Sidang lanjutan terhadap Agus dan Solikin akan digelar pada Rabu, 6 September 2017, dengan agenda membacakan pembelaan.
Keduanya ditangkap di kawasan Pondok Kopi, Jakarta Timur, pada 10 Desember 2016 atau sehari sebelum rencana aksi dilancarkan. Mereka ditangkap usai menyurvei kawasan Istana Negara.
Dian Yulia Novi (kanan) dan Tutin Sugiarti (kiri), keduanya bercadar, memasuki ruang sidang Pengadilan Negeri Jakarta Timur, 23 Agustus 2017. (Arie Firdaus/BeritaBenar)
Bukan perempuan pertama
Kamsi selaku kuasa hukum keempat terdakwa mengaku dapat menerima tuntutan tim jaksa. Musababnya, para terdakwa memang telah mengakui perbuatan mereka selama proses persidangan sebelumnya.
Dian selaku calon pelaku bom bunuh diri bahkan secara terang-terangan mengakui tak menyesal telah menyusun rencana teror di kawasan Istana Negara.
Lantas pembelaan apa yang disiapkan untuk persidangan nanti, Kamsi tak merincikan.
"Nantilah. Kami baca (pelajari) tuntutan dulu," kata Kamsi kepada BeritaBenar.
Pernikahan untuk melancarkan aksi teror seperti dilakukan Solikin dan Dian adalah modus baru dalam perkara terorisme di Indonesia.
Namun jika menyorot keterlibatan perempuan dalam kasus terorisme, Institute for Policy Analysis of Conflict (IPAC) mencatat Dian bukanlah yang pertama.

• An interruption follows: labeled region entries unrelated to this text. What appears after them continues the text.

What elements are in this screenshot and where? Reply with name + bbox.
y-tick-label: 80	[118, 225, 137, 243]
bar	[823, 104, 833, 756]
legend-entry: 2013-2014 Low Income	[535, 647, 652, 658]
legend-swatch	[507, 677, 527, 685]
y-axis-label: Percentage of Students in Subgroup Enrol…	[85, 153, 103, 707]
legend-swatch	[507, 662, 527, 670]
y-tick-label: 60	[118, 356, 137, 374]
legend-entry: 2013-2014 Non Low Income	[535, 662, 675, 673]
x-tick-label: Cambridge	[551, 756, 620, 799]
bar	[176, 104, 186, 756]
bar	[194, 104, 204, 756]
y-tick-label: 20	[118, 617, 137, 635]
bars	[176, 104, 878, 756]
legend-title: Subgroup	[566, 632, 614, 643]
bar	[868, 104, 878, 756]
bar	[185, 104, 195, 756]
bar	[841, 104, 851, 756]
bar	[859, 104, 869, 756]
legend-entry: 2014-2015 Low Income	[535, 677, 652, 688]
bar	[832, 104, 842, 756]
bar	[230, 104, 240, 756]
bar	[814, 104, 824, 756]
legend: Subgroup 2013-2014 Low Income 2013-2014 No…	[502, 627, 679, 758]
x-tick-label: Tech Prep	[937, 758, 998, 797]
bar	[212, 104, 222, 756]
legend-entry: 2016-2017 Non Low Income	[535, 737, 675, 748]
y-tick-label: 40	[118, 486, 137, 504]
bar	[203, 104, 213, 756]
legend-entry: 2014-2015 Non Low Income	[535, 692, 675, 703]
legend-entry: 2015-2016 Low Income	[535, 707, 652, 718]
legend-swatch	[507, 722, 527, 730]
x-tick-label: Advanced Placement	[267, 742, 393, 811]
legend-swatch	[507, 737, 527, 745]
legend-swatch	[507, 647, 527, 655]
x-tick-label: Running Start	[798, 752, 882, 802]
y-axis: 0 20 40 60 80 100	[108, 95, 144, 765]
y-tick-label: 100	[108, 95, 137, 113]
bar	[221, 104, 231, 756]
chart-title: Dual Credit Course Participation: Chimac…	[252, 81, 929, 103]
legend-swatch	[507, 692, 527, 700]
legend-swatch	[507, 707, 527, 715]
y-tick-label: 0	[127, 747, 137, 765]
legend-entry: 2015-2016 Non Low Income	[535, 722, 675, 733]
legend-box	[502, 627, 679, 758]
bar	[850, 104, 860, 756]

Jauh sebelum Dian, Munfiatun yang merupakan istri Noordin Muhammad Top divonis tiga tahun penjara tak lama usai aksi bom di depan Kedutaan Australia di Jakarta.
PN Jakarta Timur, 5 Juli lalu menvonis dua perempuan masing-masing tiga tahun penjara karena membantu dan menyembunyikan informasi tindak pidana terorisme.
Mereka adalah Tini Susanti Kaduku alias Umi Fadil (32), istri Ali Kalora dan Nurmi Usman alias Oma (42), istri Mohammad Basri alias Bagong. Ali dan Basri adalah “tangan kanan” Santoso.
Ali Kalora adalah sosok yang disebut kepolisian sebagai pimpinan Mujahidin Indonesia Timur (MIT) saat ini, setelah Santoso tewas dalam operasi TNI/Polri pada 18 Juli 2016 di Kabupaten Poso, Sulawesi Tengah, dan Basri ditangkap dua bulan setelah kematian Santoso.
Sebelumnya, majelis hakim PN Jakarta Utara, pada 4 Mei 2017, menghukum 2,3 tahun penjara terhadap Jumiatun alias Umi Delima, janda Santoso.